Even through the pain, he could tell that mask was a relic given how mana seemed to be flowing inside it, but he couldn’t see its Tag. It simply wasn’t showing up with the other four.
So that mask’s ability protects him from my title ability?
As Dain’s wings snapped up and shielded him from yet another slash from behind, he twisted with the same motion and drove his oreblade backward. Firelight lit up. The strike caught Denkesh’s blade squarely and sent the man skidding back across the ground in a harsh spray of dust and chitin scraps.
But now Dain dropped to one knee, panting hard. Blood welled in his mouth, and his vision pulsed at the edges.
No good.
I need… a different strategy.
And the bloated queen’s back kept splitting again and again, new steelplated scorpions forcing themselves out in swollen clusters.

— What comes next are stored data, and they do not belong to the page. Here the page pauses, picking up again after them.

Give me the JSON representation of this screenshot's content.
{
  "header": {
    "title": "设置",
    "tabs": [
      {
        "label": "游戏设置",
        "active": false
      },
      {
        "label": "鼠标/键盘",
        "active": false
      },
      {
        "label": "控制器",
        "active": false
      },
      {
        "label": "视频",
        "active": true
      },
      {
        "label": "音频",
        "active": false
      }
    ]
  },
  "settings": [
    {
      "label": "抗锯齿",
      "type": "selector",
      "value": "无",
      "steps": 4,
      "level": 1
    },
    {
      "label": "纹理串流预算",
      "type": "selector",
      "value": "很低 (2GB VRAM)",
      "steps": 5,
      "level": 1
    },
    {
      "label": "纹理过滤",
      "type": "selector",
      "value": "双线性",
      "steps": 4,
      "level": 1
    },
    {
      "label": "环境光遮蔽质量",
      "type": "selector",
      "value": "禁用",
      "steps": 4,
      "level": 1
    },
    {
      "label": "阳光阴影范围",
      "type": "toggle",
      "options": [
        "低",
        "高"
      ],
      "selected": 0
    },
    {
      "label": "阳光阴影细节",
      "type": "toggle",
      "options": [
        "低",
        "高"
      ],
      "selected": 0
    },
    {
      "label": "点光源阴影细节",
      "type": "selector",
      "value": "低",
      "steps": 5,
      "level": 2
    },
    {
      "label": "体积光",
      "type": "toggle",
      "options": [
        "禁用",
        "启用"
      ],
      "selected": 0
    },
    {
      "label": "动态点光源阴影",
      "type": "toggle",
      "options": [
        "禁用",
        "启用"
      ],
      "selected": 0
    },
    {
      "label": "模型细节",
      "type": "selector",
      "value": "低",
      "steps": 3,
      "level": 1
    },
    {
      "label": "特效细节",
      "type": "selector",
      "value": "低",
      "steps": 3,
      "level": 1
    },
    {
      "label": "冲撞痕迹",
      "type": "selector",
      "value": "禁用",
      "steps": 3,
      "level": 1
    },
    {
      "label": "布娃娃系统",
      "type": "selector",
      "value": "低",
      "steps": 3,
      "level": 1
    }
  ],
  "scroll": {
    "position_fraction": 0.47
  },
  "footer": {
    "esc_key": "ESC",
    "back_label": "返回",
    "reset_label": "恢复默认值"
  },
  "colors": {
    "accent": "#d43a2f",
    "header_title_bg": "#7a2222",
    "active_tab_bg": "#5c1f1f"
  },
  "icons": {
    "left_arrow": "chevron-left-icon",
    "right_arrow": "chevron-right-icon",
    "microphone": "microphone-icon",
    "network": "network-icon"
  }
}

Ilvaren, Kargun, Sahlir, and Yasmin were still holding their line, but they were getting pushed back. If this continued, the brood would overrun all of them—and Dain would lose to Denkesh’s relentless dashing and circling attacks long before he ever reached them or the queen.

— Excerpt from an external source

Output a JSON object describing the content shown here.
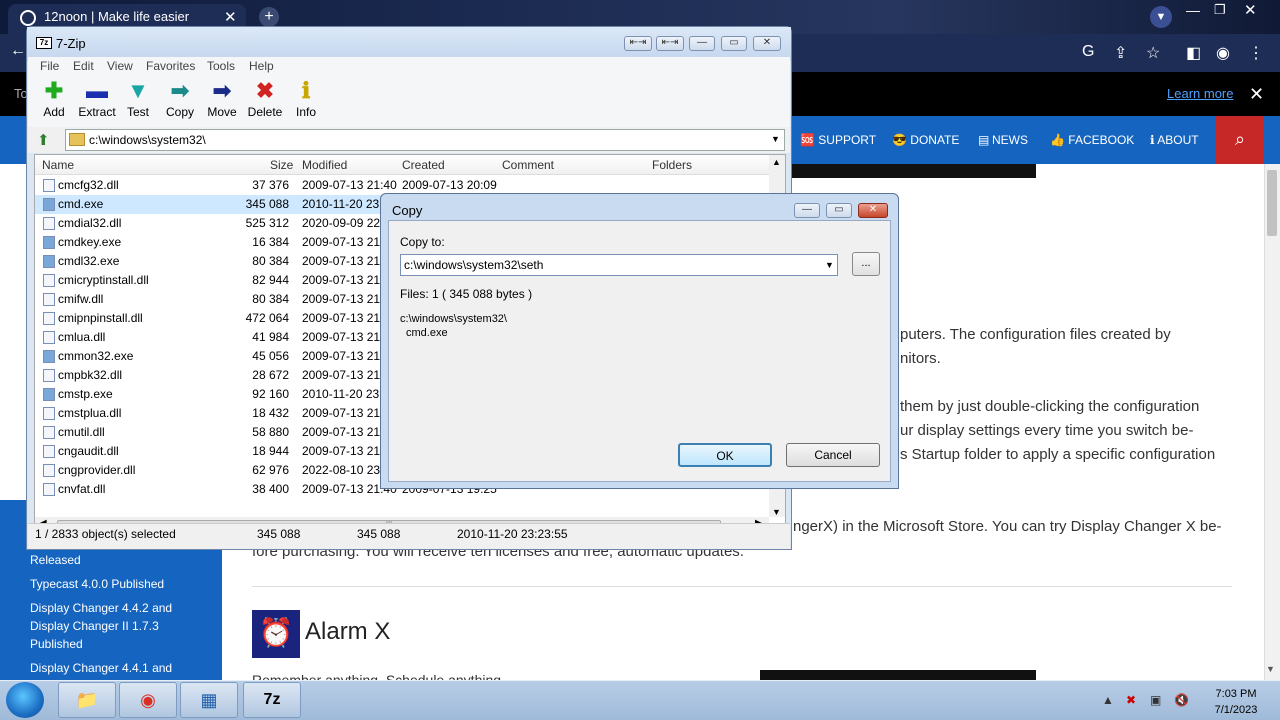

He needed to stop Denkesh’s movement. He needed to box the man in. More importantly, he needed to get his strength back, but how could he…
…
He glanced back for another second.
Ilvaren, Kargun, and Sahlir were too busy fending off the giant scorpions.
They wouldn’t notice.
So, despite his nausea, he launched himself up and twisted mid-air to shout:
“Earthwalls, Yasmin! Box me in with the queen!”
Somewhere in the distance, Yasmin shouted back, “Are you—”
“Just do it! I’ll take care of the queen!”
And then there was no hesitation. Yasmin drove her staffblade into the ground three times—thump, thump, thump—and three massive stone walls rose around the back of the cavern, creating a new area that separated Dain and the queen from the rest of the cavern. Scorpions clashed and screeched outside the walls, but the sounds were muffled. Distant.
Dain immediately landed, raised his prosthetic, and fired a windsphere straight at the queen’s head, but Denkesh suddenly appeared in front of him and sliced it apart with the segmented blade.
… As expected.
“She is my test subject to hurt. Not yours,” Denkesh growled, standing between Dain and the queen, scorpion tail arched and segmented blade trailing on the ground behind him as he stepped forward, camouflage be damned. “I gave you all a chance to leave and let live, but no, no, no—you just had to ruin everything. Tell me, you fucking brute: what’s your plan now?”
Dain clicked his tongue.
“Well, I knew you’d follow me here where nobody can see us.”
Then he reached into his Void Archivist’s Satchel, and one by one, he tossed wrapped chunks of scorpion meat onto the ground behind him. Each piece was heavy, dense, and perfectly as fresh as when he’d snuck them away from Rena’s butchery station over the past two weeks.
He’d been carrying them around at double their normal weight, so once he tossed out his twelfth chunk, the first thing he did was roll his shoulders back—and the crack in his bones felt so good, he almost let out a sigh.
“Ah,” he muttered. “It feels so much lighter now.”
He cracked his neck once more, stabbed his oreblade into the ground, and looked at Denkesh directly.
“Watch this.”
Then he clapped his hands together.
After all, by the time he was done, Denkesh wouldn’t be in any condition to tell anyone what happened here.